I agree with this. I think it started before vets suggested brushing your dog's teeth. If you brush their teeth (which you absolutely should) then there's no need for kibble. We feed kibble, wet, plus healthy snacks (fruits, veg, and bits of cheese) mostly because of where we live. If we lived back in the States I would probably feed her a raw diet.


----------



## Agent 007 (Aug 18, 2014)

Ouch, savaging the vet! Well, I guess I'm happy to say that we did move on from that one a few months back.

Anyway, thanks for all the advice. We tend to feed Bond Lily's Kitchen, which is pretty wholesome (I know, it does have some chemicals). We'll try going without dry for a while and see how it goes.

He does get little nibbles on fruit and veg throughout the day, and his water is filtered and regularly refreshed. Healthy little guy!


----------



## Steph_L (Jul 20, 2015)

I understand that as responsible pet owners we want to feed the best and some people think all kibble is rubbish and that they should only be fed an organic raw diet but it doesn't always work out that way based upon price or what's available in your area. I have a Newfoundland (140lbs) that lives with my parents while we're stationed in South Korea. If I fed him what I feed Daisy, he would need 500 grams a day where as Daisy eats about 50. I could not afford that. Thankfully with the smaller dogs, it's easier to feed good food.


----------



## Sylie (Apr 4, 2011)

I'm sorry if i came on too strong...it is just a subject that I get passionate about. I just see so many vets suggesting bad food for our pets. I know that if I had bigger dogs, I could not afford to feed them the diet my little ones are on. So, while 15 years ago, the popular consensuses was to feed your dogs only kibble...claiming it would keep their teeth clean, but, eating only kibble did not keep our pet's teeth clean...and it put stress on their kidneys.

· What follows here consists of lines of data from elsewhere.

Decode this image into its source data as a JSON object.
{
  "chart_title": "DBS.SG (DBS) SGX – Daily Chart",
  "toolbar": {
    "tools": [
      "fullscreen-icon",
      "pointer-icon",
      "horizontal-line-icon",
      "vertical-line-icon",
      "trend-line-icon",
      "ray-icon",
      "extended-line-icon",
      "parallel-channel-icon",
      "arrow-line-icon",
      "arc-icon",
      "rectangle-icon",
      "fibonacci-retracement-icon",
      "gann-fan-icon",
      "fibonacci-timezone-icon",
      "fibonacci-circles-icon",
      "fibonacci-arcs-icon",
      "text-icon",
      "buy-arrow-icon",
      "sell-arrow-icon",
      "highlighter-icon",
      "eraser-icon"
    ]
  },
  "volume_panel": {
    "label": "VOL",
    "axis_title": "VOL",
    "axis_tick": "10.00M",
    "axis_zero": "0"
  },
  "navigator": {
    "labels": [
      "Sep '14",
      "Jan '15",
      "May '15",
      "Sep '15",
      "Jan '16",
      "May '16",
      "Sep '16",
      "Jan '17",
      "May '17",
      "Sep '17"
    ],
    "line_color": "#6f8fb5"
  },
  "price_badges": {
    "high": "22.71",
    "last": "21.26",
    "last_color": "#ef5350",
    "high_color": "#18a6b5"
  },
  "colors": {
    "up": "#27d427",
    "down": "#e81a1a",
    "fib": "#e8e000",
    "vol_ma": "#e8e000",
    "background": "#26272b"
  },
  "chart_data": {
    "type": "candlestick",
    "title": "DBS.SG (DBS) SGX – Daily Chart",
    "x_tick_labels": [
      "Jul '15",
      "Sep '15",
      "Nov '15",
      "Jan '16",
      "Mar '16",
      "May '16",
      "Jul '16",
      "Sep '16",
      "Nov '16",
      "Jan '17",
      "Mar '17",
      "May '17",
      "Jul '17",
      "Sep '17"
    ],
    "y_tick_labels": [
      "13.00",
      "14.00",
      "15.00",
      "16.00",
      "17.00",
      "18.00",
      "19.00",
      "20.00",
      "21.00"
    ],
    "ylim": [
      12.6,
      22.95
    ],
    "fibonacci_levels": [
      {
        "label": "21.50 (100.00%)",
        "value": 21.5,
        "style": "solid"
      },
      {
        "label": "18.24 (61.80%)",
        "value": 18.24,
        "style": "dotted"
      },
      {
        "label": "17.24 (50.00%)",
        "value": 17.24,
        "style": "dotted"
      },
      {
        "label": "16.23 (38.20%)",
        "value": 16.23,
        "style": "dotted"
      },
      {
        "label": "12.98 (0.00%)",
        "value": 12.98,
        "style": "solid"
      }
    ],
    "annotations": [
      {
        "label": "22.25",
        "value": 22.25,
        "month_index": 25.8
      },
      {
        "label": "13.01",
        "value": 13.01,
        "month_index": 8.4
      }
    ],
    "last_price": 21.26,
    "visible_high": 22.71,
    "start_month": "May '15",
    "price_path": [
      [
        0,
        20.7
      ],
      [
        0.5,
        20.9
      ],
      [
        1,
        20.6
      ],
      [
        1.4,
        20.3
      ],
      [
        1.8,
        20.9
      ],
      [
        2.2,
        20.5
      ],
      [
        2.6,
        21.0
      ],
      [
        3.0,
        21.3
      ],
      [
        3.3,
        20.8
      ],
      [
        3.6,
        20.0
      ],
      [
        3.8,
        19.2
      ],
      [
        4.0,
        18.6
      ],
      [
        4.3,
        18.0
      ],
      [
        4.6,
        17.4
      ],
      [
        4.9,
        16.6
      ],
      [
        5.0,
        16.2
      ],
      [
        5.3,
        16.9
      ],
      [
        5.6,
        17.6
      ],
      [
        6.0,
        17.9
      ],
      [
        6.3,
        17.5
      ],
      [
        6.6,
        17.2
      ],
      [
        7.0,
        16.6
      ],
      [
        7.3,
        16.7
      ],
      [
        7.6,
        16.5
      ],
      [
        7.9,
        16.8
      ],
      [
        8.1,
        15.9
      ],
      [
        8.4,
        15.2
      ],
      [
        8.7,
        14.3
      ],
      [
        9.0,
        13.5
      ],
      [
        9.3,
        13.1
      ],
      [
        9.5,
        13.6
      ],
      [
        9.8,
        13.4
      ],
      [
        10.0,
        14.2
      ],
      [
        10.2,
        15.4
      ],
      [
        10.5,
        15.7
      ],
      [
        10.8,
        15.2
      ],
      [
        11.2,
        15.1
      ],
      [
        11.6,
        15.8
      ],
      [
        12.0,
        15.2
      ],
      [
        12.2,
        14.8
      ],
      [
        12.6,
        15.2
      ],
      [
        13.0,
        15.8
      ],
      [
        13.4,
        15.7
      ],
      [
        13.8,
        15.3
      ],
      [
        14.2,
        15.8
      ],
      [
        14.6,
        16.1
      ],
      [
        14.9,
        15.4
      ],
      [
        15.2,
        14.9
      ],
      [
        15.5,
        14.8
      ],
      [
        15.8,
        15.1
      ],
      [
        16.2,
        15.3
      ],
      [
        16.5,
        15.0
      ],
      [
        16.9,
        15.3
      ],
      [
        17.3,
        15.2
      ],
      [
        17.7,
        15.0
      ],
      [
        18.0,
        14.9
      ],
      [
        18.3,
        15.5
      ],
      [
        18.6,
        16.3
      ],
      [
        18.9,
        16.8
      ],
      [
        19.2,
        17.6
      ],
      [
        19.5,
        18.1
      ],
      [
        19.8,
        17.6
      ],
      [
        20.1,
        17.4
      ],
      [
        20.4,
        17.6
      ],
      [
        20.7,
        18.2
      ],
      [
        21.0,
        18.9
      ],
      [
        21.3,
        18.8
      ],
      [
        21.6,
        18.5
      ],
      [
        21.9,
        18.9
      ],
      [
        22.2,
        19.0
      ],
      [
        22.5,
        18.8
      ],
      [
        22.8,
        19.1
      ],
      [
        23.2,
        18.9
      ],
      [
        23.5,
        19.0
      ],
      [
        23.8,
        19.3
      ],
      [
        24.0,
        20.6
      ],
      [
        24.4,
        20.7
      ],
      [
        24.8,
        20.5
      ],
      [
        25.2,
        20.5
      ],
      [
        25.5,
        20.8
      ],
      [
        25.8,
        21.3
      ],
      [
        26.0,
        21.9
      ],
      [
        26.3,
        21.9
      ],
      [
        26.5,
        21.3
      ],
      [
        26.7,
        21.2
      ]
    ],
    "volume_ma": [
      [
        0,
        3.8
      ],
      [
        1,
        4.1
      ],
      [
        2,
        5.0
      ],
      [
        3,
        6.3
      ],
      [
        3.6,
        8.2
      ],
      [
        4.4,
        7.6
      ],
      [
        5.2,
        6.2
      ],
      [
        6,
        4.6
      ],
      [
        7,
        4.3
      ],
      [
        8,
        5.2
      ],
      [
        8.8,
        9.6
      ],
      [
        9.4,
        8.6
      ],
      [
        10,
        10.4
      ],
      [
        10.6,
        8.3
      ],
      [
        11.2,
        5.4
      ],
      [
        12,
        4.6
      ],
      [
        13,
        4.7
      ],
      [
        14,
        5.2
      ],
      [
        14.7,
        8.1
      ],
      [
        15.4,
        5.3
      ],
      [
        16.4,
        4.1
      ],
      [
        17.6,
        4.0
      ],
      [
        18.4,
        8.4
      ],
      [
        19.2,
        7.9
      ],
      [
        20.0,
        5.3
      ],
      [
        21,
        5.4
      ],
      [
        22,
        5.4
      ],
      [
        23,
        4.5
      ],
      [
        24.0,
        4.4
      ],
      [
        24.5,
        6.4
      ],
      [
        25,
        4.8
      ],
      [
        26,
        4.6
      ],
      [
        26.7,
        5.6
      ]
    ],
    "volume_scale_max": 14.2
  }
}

As with human doctors, vets are not trained in nutrition, and too often promote foods that give them a monetary incentive to promote. 

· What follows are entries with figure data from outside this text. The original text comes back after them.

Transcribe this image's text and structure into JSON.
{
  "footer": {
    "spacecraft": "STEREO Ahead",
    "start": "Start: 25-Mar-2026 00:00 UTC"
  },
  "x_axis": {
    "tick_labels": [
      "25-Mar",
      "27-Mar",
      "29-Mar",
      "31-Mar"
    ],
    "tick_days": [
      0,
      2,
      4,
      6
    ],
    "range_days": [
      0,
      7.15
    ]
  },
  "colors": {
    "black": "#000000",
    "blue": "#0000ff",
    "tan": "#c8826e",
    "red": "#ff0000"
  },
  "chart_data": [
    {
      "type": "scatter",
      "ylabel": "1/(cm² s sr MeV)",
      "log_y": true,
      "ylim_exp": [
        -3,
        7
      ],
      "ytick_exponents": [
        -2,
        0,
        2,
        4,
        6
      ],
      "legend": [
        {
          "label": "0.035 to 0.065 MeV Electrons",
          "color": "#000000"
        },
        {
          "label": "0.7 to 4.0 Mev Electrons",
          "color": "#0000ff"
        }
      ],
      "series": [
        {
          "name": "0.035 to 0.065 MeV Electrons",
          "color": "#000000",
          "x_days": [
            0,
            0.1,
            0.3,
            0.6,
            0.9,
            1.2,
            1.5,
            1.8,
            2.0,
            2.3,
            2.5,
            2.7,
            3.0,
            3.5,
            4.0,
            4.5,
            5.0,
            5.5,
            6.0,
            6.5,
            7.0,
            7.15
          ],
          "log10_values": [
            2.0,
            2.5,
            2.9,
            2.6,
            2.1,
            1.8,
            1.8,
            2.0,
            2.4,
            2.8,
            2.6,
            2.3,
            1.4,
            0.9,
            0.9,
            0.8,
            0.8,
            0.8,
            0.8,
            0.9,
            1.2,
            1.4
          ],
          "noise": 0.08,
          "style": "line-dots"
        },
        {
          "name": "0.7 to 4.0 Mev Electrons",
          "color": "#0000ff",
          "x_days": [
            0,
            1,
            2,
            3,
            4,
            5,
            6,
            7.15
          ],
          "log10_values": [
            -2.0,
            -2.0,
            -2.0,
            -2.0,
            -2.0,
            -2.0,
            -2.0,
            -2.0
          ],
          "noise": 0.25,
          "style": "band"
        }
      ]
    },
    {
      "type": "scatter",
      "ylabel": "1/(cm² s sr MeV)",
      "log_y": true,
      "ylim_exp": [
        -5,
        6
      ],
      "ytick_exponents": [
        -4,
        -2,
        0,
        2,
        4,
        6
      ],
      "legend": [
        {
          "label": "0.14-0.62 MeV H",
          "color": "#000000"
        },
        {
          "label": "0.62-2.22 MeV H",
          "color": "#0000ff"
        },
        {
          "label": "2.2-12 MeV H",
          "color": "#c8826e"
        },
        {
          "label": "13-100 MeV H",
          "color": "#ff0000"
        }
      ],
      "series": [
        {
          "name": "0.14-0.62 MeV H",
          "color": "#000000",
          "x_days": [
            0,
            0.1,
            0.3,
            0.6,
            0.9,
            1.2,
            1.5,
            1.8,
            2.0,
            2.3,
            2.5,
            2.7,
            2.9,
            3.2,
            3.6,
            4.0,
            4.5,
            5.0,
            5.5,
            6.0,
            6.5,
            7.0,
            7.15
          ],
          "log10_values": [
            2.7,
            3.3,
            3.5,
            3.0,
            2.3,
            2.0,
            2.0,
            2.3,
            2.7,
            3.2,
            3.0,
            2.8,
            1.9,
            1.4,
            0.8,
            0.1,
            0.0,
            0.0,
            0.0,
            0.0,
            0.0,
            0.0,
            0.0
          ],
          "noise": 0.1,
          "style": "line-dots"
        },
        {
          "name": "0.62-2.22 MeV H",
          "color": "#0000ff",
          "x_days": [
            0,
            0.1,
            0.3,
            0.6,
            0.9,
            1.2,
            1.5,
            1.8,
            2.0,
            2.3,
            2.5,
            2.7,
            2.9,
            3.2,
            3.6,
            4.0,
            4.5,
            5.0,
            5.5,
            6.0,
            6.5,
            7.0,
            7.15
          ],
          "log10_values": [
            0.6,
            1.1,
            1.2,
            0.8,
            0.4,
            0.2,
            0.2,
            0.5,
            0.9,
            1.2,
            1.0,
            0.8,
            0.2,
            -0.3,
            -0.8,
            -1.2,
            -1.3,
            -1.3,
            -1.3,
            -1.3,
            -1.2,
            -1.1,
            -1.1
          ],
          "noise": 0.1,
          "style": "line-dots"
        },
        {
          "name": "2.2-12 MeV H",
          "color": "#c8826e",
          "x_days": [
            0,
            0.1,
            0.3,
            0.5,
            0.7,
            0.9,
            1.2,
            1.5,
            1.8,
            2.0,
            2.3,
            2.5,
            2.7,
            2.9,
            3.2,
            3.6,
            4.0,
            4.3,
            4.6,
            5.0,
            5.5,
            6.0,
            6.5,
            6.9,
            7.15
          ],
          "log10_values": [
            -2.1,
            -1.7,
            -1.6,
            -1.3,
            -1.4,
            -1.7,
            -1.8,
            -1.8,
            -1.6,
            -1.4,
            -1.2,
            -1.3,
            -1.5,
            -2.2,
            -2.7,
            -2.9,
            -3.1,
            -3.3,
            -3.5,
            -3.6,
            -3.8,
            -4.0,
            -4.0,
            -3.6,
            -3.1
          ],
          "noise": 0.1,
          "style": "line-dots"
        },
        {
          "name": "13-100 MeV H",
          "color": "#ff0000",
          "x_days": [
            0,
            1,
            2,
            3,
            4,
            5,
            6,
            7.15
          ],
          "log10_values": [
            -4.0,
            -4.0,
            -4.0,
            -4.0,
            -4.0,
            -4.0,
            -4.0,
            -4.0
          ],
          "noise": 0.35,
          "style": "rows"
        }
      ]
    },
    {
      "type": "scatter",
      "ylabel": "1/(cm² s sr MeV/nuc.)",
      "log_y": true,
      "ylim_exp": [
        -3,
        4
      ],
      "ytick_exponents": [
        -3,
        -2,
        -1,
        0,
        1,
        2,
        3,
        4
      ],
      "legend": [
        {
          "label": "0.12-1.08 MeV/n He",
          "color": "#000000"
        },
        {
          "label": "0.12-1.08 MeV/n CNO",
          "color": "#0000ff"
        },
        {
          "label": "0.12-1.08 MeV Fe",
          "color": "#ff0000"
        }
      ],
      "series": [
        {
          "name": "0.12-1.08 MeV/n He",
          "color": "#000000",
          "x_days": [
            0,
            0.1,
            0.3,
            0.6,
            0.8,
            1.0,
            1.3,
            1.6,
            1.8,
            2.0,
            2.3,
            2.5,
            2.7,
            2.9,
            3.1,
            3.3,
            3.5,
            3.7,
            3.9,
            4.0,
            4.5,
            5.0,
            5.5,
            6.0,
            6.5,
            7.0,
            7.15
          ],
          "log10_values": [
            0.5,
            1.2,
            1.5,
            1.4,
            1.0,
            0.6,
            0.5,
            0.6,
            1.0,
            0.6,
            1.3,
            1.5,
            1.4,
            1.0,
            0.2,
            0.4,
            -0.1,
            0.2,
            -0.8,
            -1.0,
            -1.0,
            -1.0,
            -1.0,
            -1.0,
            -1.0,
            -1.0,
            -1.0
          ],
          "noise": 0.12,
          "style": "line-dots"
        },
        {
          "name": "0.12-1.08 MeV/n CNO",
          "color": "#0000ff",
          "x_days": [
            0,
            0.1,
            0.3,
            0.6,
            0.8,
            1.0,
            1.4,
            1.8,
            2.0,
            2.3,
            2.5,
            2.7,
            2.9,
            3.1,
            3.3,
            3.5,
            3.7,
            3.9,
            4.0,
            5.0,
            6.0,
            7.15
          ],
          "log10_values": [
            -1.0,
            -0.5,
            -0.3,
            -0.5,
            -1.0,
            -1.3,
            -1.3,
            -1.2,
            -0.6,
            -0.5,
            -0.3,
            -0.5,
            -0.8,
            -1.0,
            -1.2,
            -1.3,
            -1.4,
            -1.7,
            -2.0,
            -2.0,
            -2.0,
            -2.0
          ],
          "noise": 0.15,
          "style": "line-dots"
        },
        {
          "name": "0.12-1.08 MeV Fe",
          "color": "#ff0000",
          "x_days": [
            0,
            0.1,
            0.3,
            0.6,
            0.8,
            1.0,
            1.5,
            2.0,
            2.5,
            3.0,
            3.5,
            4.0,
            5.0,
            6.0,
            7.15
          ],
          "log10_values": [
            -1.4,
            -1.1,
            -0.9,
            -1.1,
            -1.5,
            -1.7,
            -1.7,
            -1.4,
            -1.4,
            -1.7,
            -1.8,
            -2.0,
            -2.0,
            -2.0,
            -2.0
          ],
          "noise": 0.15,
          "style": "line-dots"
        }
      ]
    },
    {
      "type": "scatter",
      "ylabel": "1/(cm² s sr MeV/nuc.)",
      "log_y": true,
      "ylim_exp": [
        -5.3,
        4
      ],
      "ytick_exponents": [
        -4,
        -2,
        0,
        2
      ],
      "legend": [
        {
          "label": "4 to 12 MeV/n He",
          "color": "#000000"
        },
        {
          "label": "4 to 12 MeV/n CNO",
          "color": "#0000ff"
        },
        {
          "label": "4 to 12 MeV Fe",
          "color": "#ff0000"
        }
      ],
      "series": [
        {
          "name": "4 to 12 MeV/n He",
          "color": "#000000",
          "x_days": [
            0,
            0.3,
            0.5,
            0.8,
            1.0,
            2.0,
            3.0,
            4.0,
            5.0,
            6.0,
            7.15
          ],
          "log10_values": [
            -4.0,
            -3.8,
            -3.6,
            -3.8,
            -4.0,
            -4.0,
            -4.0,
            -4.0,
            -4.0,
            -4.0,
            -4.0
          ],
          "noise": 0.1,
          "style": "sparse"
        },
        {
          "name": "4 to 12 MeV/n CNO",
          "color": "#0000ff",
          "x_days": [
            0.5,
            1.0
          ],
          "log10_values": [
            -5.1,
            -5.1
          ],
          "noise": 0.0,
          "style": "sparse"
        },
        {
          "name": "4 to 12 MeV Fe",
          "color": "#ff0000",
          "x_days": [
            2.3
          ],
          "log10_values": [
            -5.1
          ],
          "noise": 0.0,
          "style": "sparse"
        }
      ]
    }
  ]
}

When searching for a new vet in the area we had just moved to, I took notice of what foods they promoted on their website.


----------



## Agent 007 (Aug 18, 2014)

No sweat, I understand. Bond's mommy and I are from a different worlds as well, so we tend to hear different things about taking care of the little fluffmonster.


----------



## Barb J (Sep 17, 2015)

Mine love Acana and go crazy when we bring a new bag home. I get the chicken & grain free. They get a small measuring cup morning & night mixed with home cooked. I think there is James Well Beloved in the UK that I've seen on another forum that people were happy with but I don't know much about it.


----------



## Maltese Fan (Sep 8, 2010)

We were feeding Sadie and Pablo, PS For Dogs. They loved it. Pricey for dry though. https://www.amazon.com/PS-Dogs-100%...F8&qid=1474729550&sr=8-1&keywords=ps+dog+food


----------